Ses fidèles se divisent en 2 groupes : 1) Les allogènes d’origine turque (Ouïghour), tadjike, kirghize, ouzbek, tatar et mongole, concentrés dans le nord-ouest et au Xinjiang estimés à plus ou moins 10 millions dont la majorité est ouïghour ; 2) les Hui en nombre équivalent qui, contrairement à la classification chinoise ne sont pas vraiment une ethnie, mais en majorité des Han islamisés, avec, il est vrai, pour certains, des racines arabes, perses ou d’Asie centrale, répartis dans toute la Chine avec des centres de gravité démographiques dans les provinces du Ningxia, du Gansu, du Qinghai et du Xinjiang.

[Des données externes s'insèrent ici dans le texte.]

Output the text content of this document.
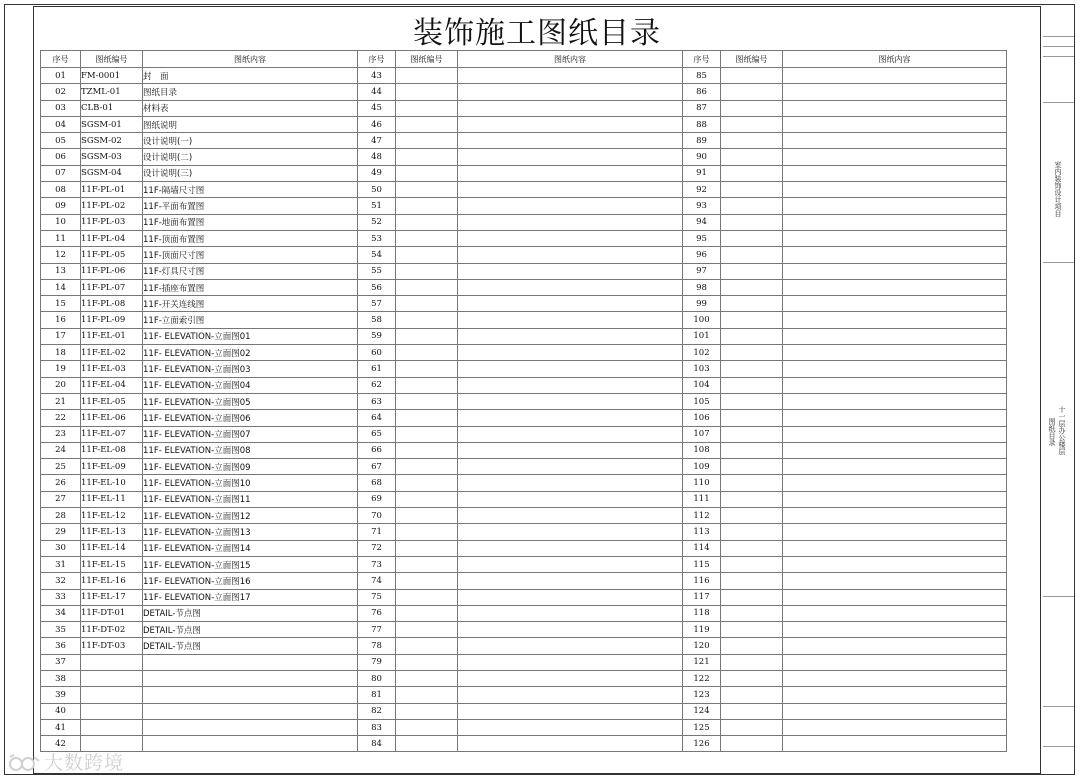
装饰施工图纸目录
序号	图纸编号	图纸内容	序号	图纸编号	图纸内容	序号	图纸编号	图纸内容
01	FM-0001	封　面	43			85		
02	TZML-01	图纸目录	44			86		
03	CLB-01	材料表	45			87		
04	SGSM-01	图纸说明	46			88		
05	SGSM-02	设计说明(一)	47			89		
06	SGSM-03	设计说明(二)	48			90		
07	SGSM-04	设计说明(三)	49			91		
08	11F-PL-01	11F-隔墙尺寸图	50			92		
09	11F-PL-02	11F-平面布置图	51			93		
10	11F-PL-03	11F-地面布置图	52			94		
11	11F-PL-04	11F-顶面布置图	53			95		
12	11F-PL-05	11F-顶面尺寸图	54			96		
13	11F-PL-06	11F-灯具尺寸图	55			97		
14	11F-PL-07	11F-插座布置图	56			98		
15	11F-PL-08	11F-开关连线图	57			99		
16	11F-PL-09	11F-立面索引图	58			100		
17	11F-EL-01	11F- ELEVATION-立面图01	59			101		
18	11F-EL-02	11F- ELEVATION-立面图02	60			102		
19	11F-EL-03	11F- ELEVATION-立面图03	61			103		
20	11F-EL-04	11F- ELEVATION-立面图04	62			104		
21	11F-EL-05	11F- ELEVATION-立面图05	63			105		
22	11F-EL-06	11F- ELEVATION-立面图06	64			106		
23	11F-EL-07	11F- ELEVATION-立面图07	65			107		
24	11F-EL-08	11F- ELEVATION-立面图08	66			108		
25	11F-EL-09	11F- ELEVATION-立面图09	67			109		
26	11F-EL-10	11F- ELEVATION-立面图10	68			110		
27	11F-EL-11	11F- ELEVATION-立面图11	69			111		
28	11F-EL-12	11F- ELEVATION-立面图12	70			112		
29	11F-EL-13	11F- ELEVATION-立面图13	71			113		
30	11F-EL-14	11F- ELEVATION-立面图14	72			114		
31	11F-EL-15	11F- ELEVATION-立面图15	73			115		
32	11F-EL-16	11F- ELEVATION-立面图16	74			116		
33	11F-EL-17	11F- ELEVATION-立面图17	75			117		
34	11F-DT-01	DETAIL-节点图	76			118		
35	11F-DT-02	DETAIL-节点图	77			119		
36	11F-DT-03	DETAIL-节点图	78			120		
37			79			121		
38			80			122		
39			81			123		
40			82			124		
41			83			125		
42			84			126		
室内装饰设计项目
十一层办公楼层
图纸目录
大数跨境
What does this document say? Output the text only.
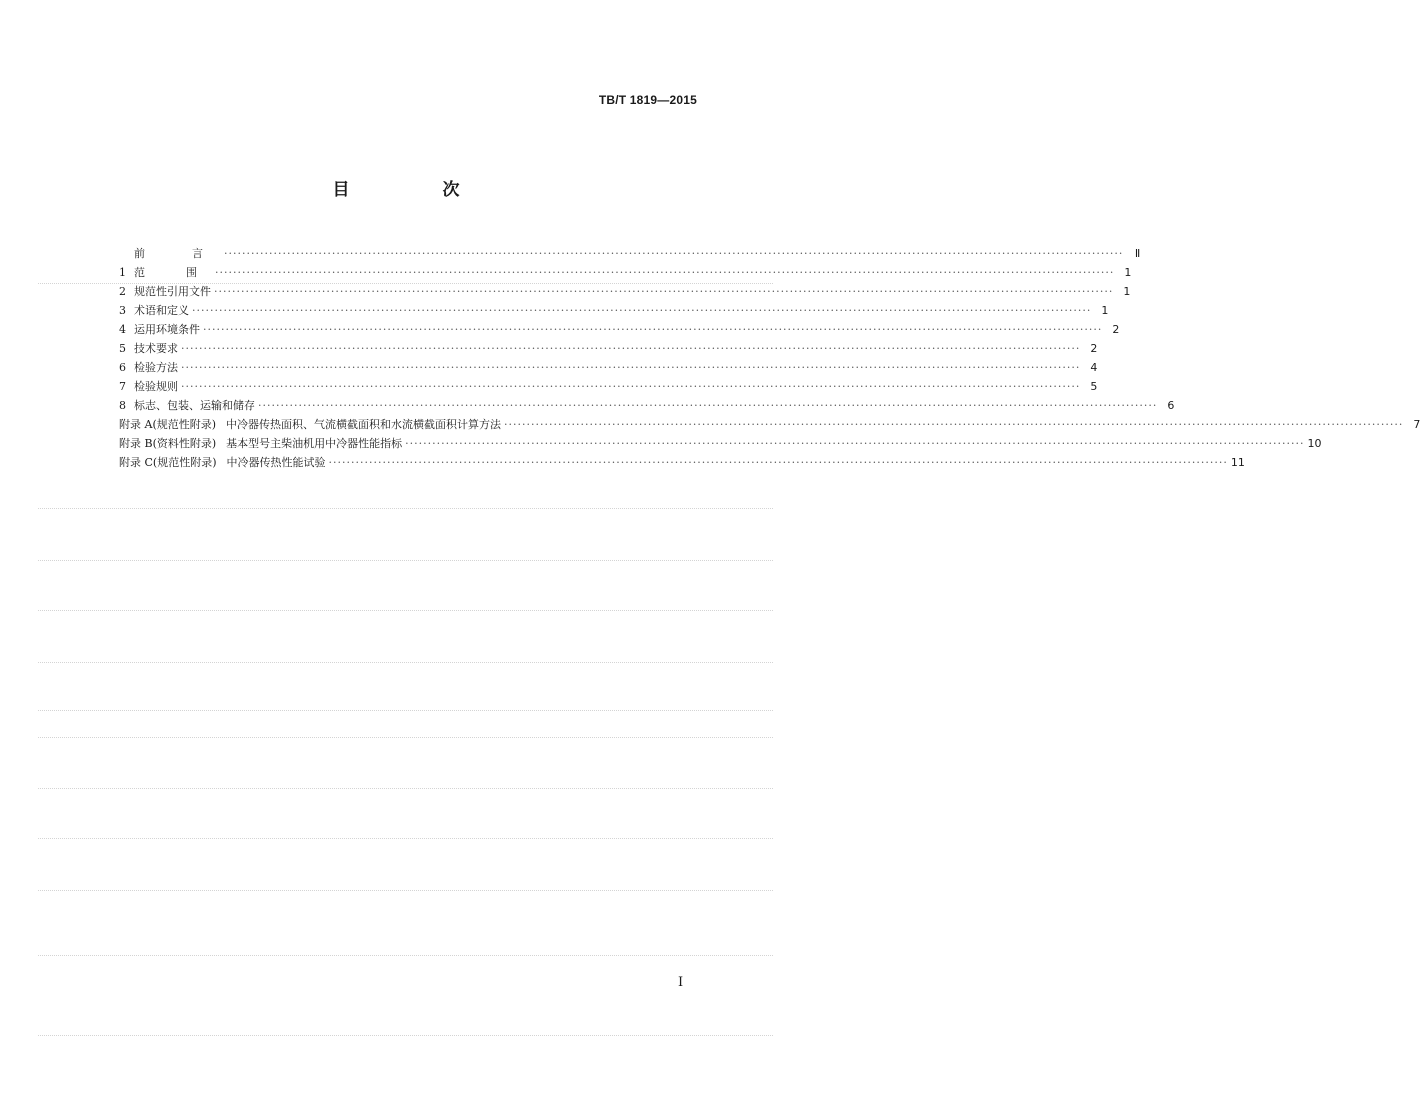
TB/T 1819—2015
目　次
前　言 ········································································································································································································	Ⅱ
1 范　围 ········································································································································································································ 1
2 规范性引用文件 ········································································································································································································ 1
3 术语和定义 ········································································································································································································ 1
4 运用环境条件 ········································································································································································································ 2
5 技术要求 ········································································································································································································ 2
6 检验方法 ········································································································································································································ 4
7 检验规则 ········································································································································································································ 5
8 标志、包装、运输和储存 ········································································································································································································ 6
附录 A(规范性附录) 中冷器传热面积、气流横截面积和水流横截面积计算方法 ········································································································································································································ 7
附录 B(资料性附录) 基本型号主柴油机用中冷器性能指标 ········································································································································································································ 10
附录 C(规范性附录) 中冷器传热性能试验 ········································································································································································································ 11
I
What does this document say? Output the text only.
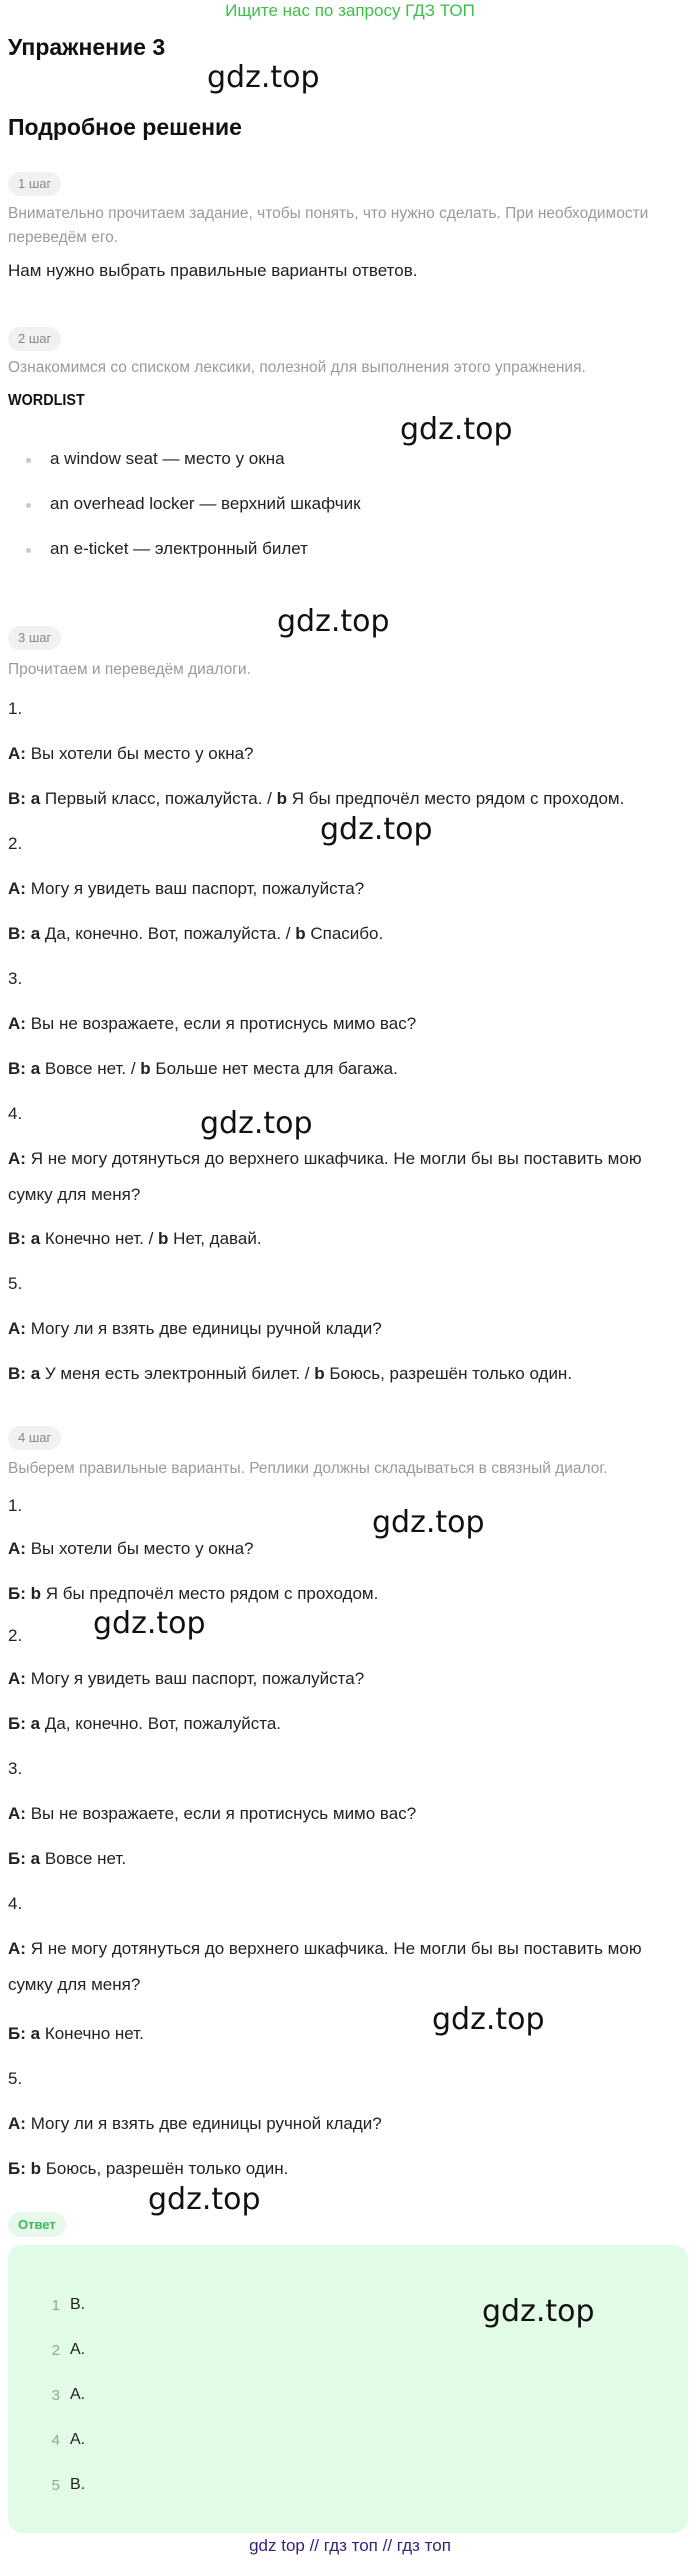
Ищите нас по запросу ГДЗ ТОП
Упражнение 3
gdz.top
Подробное решение
1 шаг
Внимательно прочитаем задание, чтобы понять, что нужно сделать. При необходимости переведём его.
Нам нужно выбрать правильные варианты ответов.
2 шаг
Ознакомимся со списком лексики, полезной для выполнения этого упражнения.
WORDLIST
gdz.top
a window seat — место у окна
an overhead locker — верхний шкафчик
an e-ticket — электронный билет
3 шаг	gdz.top
Прочитаем и переведём диалоги.
1.
A: Вы хотели бы место у окна?
B: a Первый класс, пожалуйста. / b Я бы предпочёл место рядом с проходом.
gdz.top
2.
A: Могу я увидеть ваш паспорт, пожалуйста?
B: a Да, конечно. Вот, пожалуйста. / b Спасибо.
3.
A: Вы не возражаете, если я протиснусь мимо вас?
B: a Вовсе нет. / b Больше нет места для багажа.
4.	gdz.top
A: Я не могу дотянуться до верхнего шкафчика. Не могли бы вы поставить мою
сумку для меня?
B: a Конечно нет. / b Нет, давай.
5.
A: Могу ли я взять две единицы ручной клади?
B: a У меня есть электронный билет. / b Боюсь, разрешён только один.
4 шаг
Выберем правильные варианты. Реплики должны складываться в связный диалог.
1.	gdz.top
А: Вы хотели бы место у окна?
Б: b Я бы предпочёл место рядом с проходом.
2.	gdz.top
А: Могу я увидеть ваш паспорт, пожалуйста?
Б: a Да, конечно. Вот, пожалуйста.
3.
А: Вы не возражаете, если я протиснусь мимо вас?
Б: a Вовсе нет.
4.
А: Я не могу дотянуться до верхнего шкафчика. Не могли бы вы поставить мою
сумку для меня?
Б: a Конечно нет.	gdz.top
5.
А: Могу ли я взять две единицы ручной клади?
Б: b Боюсь, разрешён только один.
Ответ
gdz.top
gdz.top
1 B.
2 A.
3 A.
4 A.
5 B.
gdz top // гдз топ // гдз топ
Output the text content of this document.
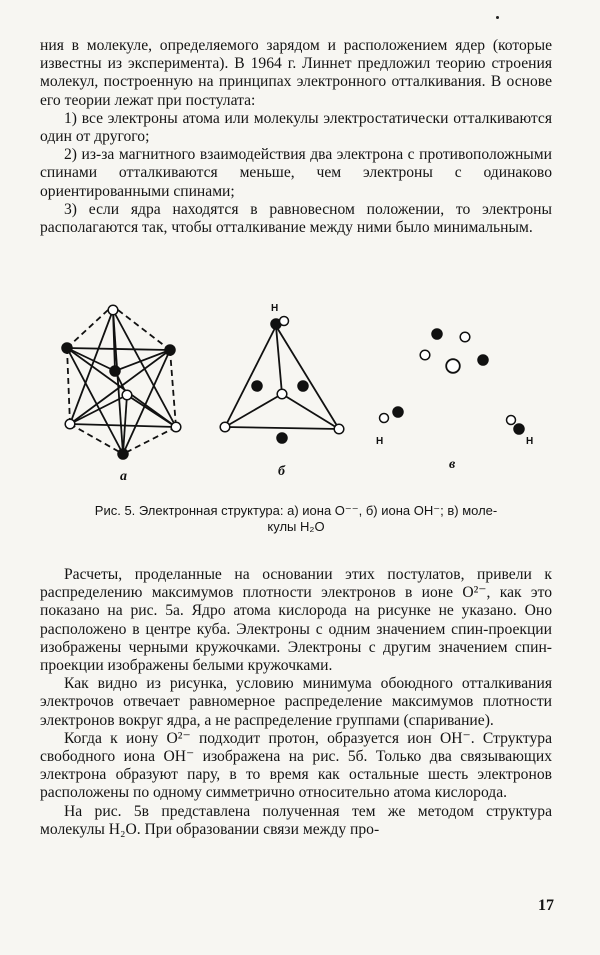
ния в молекуле, определяемого зарядом и расположением ядер (которые известны из эксперимента). В 1964 г. Линнет предложил теорию строения молекул, построенную на принципах электронного отталкивания. В основе его теории лежат при постулата:

1) все электроны атома или молекулы электростатически отталкиваются один от другого;

2) из-за магнитного взаимодействия два электрона с противоположными спинами отталкиваются меньше, чем электроны с одинаково ориентированными спинами;

3) если ядра находятся в равновесном положении, то электроны располагаются так, чтобы отталкивание между ними было минимальным.

а
Н
б
Н	Н
в
Рис. 5. Электронная структура: а) иона О⁻⁻, б) иона ОН⁻; в) моле-
кулы Н₂О

Расчеты, проделанные на основании этих постулатов, привели к распределению максимумов плотности электронов в ионе О²⁻, как это показано на рис. 5а. Ядро атома кислорода на рисунке не указано. Оно расположено в центре куба. Электроны с одним значением спин-проекции изображены черными кружочками. Электроны с другим значением спин-проекции изображены белыми кружочками.

Как видно из рисунка, условию минимума обоюдного отталкивания электрочов отвечает равномерное распределение максимумов плотности электронов вокруг ядра, а не распределение группами (спаривание).

Когда к иону О²⁻ подходит протон, образуется ион ОН⁻. Структура свободного иона ОН⁻ изображена на рис. 5б. Только два связывающих электрона образуют пару, в то время как остальные шесть электронов расположены по одному симметрично относительно атома кислорода.

На рис. 5в представлена полученная тем же методом структура молекулы Н₂О. При образовании связи между про-

17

A noter que, contrairement à certains groupes Ouïghour, engagés contre le pouvoir central chinois dans une revendication identitaire de plus en plus appuyée par des pratiques religieuses affichées avec ostentation (prières, vêtements, régime alimentaire, pèlerinage à la Mecque), les seconds (les Hui) véhiculent en revanche une réputation d’allégeance aux Han, parfois dénoncée comme une trahison de l’Islam.

Lors des émeutes à Urumqi le 5 juillet 2009, les radicaux ouïghour qui avaient déferlé dans la capitale du Xinjiang massacrant près de 200 citoyens de la ville (chiffres officiels), criaient « mort au Han et aux Hui ».

Une relation d’abord apaisée, traversée par de fortes crispations.

Les périples de l’amiral Zheng He, eunuque musulman Hui, commandant la flotte chinoise au XVe siècle.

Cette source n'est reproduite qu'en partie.